Metaphorically speaking, this is not unlike a conceptual conservation of energy law. Energy does not disappear. If it appears to have disappeared we are guided by the better judgement that it went somewhere. Likewise, wholes are not more than their parts. If it appears that they are then we are guided by our better judgement to look more deeply or to consider that our mental models are wrong.
This brings us to the fourth important thing the statement does for us pragmatically. It causes us to truly embrace relationships and the short shrift we have given them. Relationships are not merely lines between things, they are things in and of themselves. They are physical, they are parts, and they belong to their wholes. Here again, we suffer from our own thinking errors. We see a structural part (a component) and we know that if we zoomed into that part, we would see that it is a whole made up of many related parts. If we then zoomed into one of those parts, we would see the same. And if we continued to drill down we would eventually realize that every structural part is reduced to relationships between relationships. Because every structural part is reducible to relationships between parts, we must confess that the relationships are things. Therefore, we should end the oppression of relationships and grant them thing status.
In practical terms, this means that in a complex network made up of nodes and edges, all of the edges are nodes, too.
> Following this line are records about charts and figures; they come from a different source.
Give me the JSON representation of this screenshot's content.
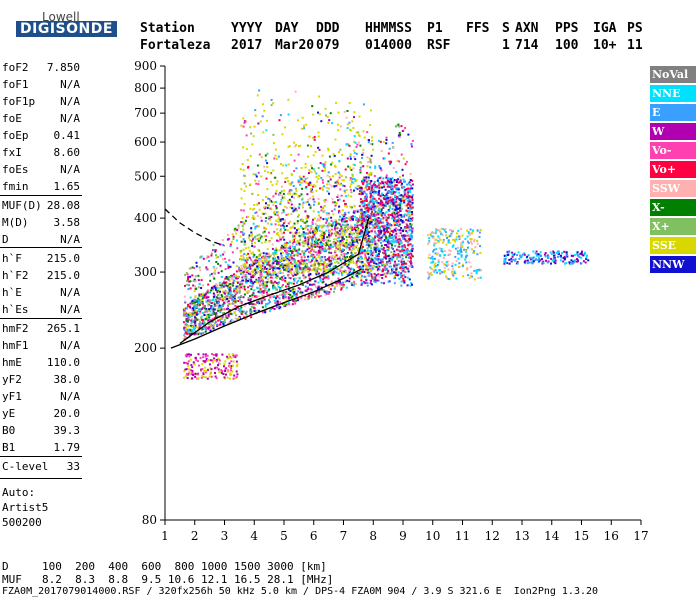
{
  "logo": {
    "brand": "Lowell",
    "name": "DIGISONDE"
  },
  "header": {
    "labels": [
      "Station",
      "YYYY",
      "DAY",
      "DDD",
      "HHMMSS",
      "P1",
      "FFS",
      "S",
      "AXN",
      "PPS",
      "IGA",
      "PS"
    ],
    "values": [
      "Fortaleza",
      "2017",
      "Mar20",
      "079",
      "014000",
      "RSF",
      "",
      "1",
      "714",
      "100",
      "10+",
      "11"
    ]
  },
  "params": [
    {
      "k": "foF2",
      "v": "7.850"
    },
    {
      "k": "foF1",
      "v": "N/A"
    },
    {
      "k": "foF1p",
      "v": "N/A"
    },
    {
      "k": "foE",
      "v": "N/A"
    },
    {
      "k": "foEp",
      "v": "0.41"
    },
    {
      "k": "fxI",
      "v": "8.60"
    },
    {
      "k": "foEs",
      "v": "N/A"
    },
    {
      "k": "fmin",
      "v": "1.65"
    },
    {
      "k": "MUF(D)",
      "v": "28.08"
    },
    {
      "k": "M(D)",
      "v": "3.58"
    },
    {
      "k": "D",
      "v": "N/A"
    },
    {
      "k": "h`F",
      "v": "215.0"
    },
    {
      "k": "h`F2",
      "v": "215.0"
    },
    {
      "k": "h`E",
      "v": "N/A"
    },
    {
      "k": "h`Es",
      "v": "N/A"
    },
    {
      "k": "hmF2",
      "v": "265.1"
    },
    {
      "k": "hmF1",
      "v": "N/A"
    },
    {
      "k": "hmE",
      "v": "110.0"
    },
    {
      "k": "yF2",
      "v": "38.0"
    },
    {
      "k": "yF1",
      "v": "N/A"
    },
    {
      "k": "yE",
      "v": "20.0"
    },
    {
      "k": "B0",
      "v": "39.3"
    },
    {
      "k": "B1",
      "v": "1.79"
    },
    {
      "k": "C-level",
      "v": "33"
    }
  ],
  "auto": {
    "label": "Auto:",
    "artist": "Artist5",
    "version": "500200"
  },
  "legend": [
    {
      "label": "NoVal",
      "color": "#808080"
    },
    {
      "label": "NNE",
      "color": "#00e0ff"
    },
    {
      "label": "E",
      "color": "#3aa0ff"
    },
    {
      "label": "W",
      "color": "#b000b0"
    },
    {
      "label": "Vo-",
      "color": "#ff40b0"
    },
    {
      "label": "Vo+",
      "color": "#ff0040"
    },
    {
      "label": "SSW",
      "color": "#ffb0b0"
    },
    {
      "label": "X-",
      "color": "#008000"
    },
    {
      "label": "X+",
      "color": "#80c060"
    },
    {
      "label": "SSE",
      "color": "#d8d800"
    },
    {
      "label": "NNW",
      "color": "#1010d0"
    }
  ],
  "chart_data": {
    "type": "scatter",
    "xlabel": "",
    "ylabel": "",
    "xlim": [
      1,
      17
    ],
    "ylim": [
      80,
      900
    ],
    "x_ticks": [
      1,
      2,
      3,
      4,
      5,
      6,
      7,
      8,
      9,
      10,
      11,
      12,
      13,
      14,
      15,
      16,
      17
    ],
    "y_ticks": [
      80,
      200,
      300,
      400,
      500,
      600,
      700,
      800,
      900
    ],
    "y_scale": "log",
    "grid": false,
    "trace_curve": {
      "x": [
        1.2,
        2,
        3,
        4,
        5,
        6,
        7,
        7.6
      ],
      "y": [
        200,
        210,
        225,
        240,
        255,
        270,
        290,
        305
      ]
    },
    "profile_curve": {
      "x": [
        1.5,
        2.5,
        3.5,
        4.5,
        5.5,
        6.5,
        7.5,
        7.85
      ],
      "y": [
        205,
        230,
        250,
        265,
        280,
        300,
        330,
        400
      ]
    },
    "dashed_curve": {
      "x": [
        1,
        1.5,
        2,
        2.5,
        3
      ],
      "y": [
        420,
        390,
        370,
        355,
        345
      ]
    }
  },
  "footer": {
    "d_label": "D",
    "d_values": "100  200  400  600  800 1000 1500 3000 [km]",
    "muf_label": "MUF",
    "muf_values": "8.2  8.3  8.8  9.5 10.6 12.1 16.5 28.1 [MHz]",
    "info": "FZA0M_2017079014000.RSF / 320fx256h 50 kHz 5.0 km / DPS-4 FZA0M 904 / 3.9 S 321.6 E  Ion2Png 1.3.20"
  }
}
And, all of the nodes (which means all of the edges) can be wholes made up of successfully smaller related parts. Add boundary conditions for each of these identified nodes and relational-nodes and add perspective and you have a universal theory of systems thinking. Not bad for a little statement.
In short, the statement, 'the whole is precisely equal to all the stuff that is part of it' is simple and seemingly banal, but it is also sublime. It provides us with sound theoretical footing upon which to build practical understanding of systems thinking itself.